Les recuerdo la historia de Fernando Rueda Franco, quien después de suplir a un senador durante 49 días reclamó una pensión de $18,4 millones mensuales. Apeló al tribunal de Cundinamarca y al Consejo de Estado que, finalmente le reconoció una pensión de $7 millones cien mil y un retroactivo de más de $1.000 millones por un desempeño (¿o trabajo?) de 49 días como senador suplente. Si robar es apoderarse de un bien ajeno contra la voluntad de su dueño, esta es la historia de un robo que un tribunal legalizó.

El de las megapensiones es un robo legalizado; pues las bendiciones de un tribunal no lo hacen menos robo.

Jueces y congresistas son, cada uno en su esfera, servidores del bien común, pero en historias como esta resultan asaltantes del bien común. A la vista de todo el país aprovechan su investidura para medrar asaltando los dineros públicos por la vía de las megapensiones. Un cálculo sobre el monto de lo que hubiera sido ese robo legalizado, entre julio de 2013 y marzo de 2019, si la Corte no hubiera señalado el tope 25 salarios mínimos, dio la cifra de 800.000 millones de pesos. En vez de los 25 salarios mínimos, los abusivos estaban reclamando 35,7.

La Corte Constitucional tuvo que enmendarle la plana al Consejo de Estado al negar 11 tutelas que los consejeros habían autorizado para que se pagaran pensiones por encima del tope. El episodio revela que la justicia puede autorizar un robo. Lo grave es que esos asaltantes, con credencial de congresistas, pasaron en 2017 ocho proyectos sobre pensiones que mantendrían el saqueo a los dineros públicos. Tres fueron archivados, los otros cinco ahí van. Las leyes, puestas al servicio de los intereses de los congresistas, se vuelven cómplices del asalto.

Que lo digan los 30 alcaldes que luchan como pueden para defender sus presupuestos de las cuentas que les cobran por las megapensiones de excongresistas de sus municipios. Sumadas, esas deudas municipales se elevan a $29.000 millones.

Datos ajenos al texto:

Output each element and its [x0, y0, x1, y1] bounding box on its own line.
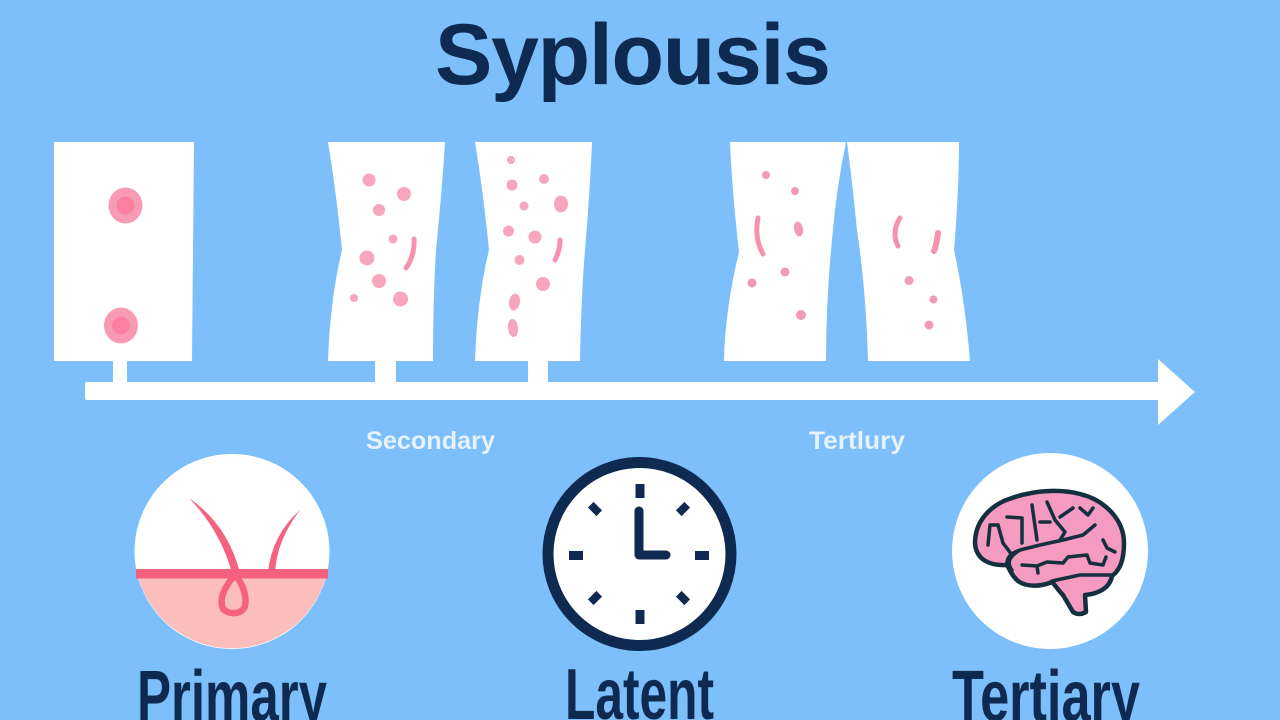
timeline arrow	[85, 359, 1195, 425]
title: Syplousis	[435, 7, 831, 103]
sore upper	[108, 188, 142, 224]
icon: skin and hair follicle	[134, 454, 330, 649]
panel: tertiary skin left	[724, 142, 846, 361]
panel: tertiary skin right	[847, 142, 970, 361]
label: Tertlury: Tertlury	[809, 427, 905, 455]
icon: brain	[952, 453, 1148, 649]
sore lower	[104, 308, 138, 344]
panel: secondary rash skin left	[328, 142, 445, 361]
panel: secondary rash skin right	[475, 142, 592, 361]
icon: clock	[548, 462, 731, 646]
label: Secondary: Secondary	[366, 427, 495, 455]
panel: primary skin with two sores	[54, 142, 194, 361]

No son solo los congresistas, las megapensiones también mueven a magistrados. Más sofisticados que los congresistas, cinco togados acudieron a la Corte Internacional de Derechos Humanos para alegar que los topes violan los derechos de los colombianos que devengan salarios más altos.

Son congresistas y magistrados que trabajan para su interés aún en contra del bien público.

Los 11 millones de votantes contra la corrupción creyeron que sus siete proyectos les pondrían barreras a los corruptos. Pero la voz de esos 11 millones no cuenta: las propuestas que podrían tocar los intereses de los congresistas no han prosperado, el tope de salarios para congresistas y funcionarios, la obligación de publicar la declaración de renta de congresistas y magistrados, la propuesta de que los presupuestos públicos se adopten con participación ciudadana y la limitación de la reelección. En estos casos el interés de los legisladores cuenta más que el de los electores.

Se explica, por tanto, el rechazo que ha producido la propuesta que pondría los dineros de los presupuestos regionales en manos de los congresistas. Esas manos, por lo visto, no son fiables; se volvería a la historia de los ratones que cuidan el queso.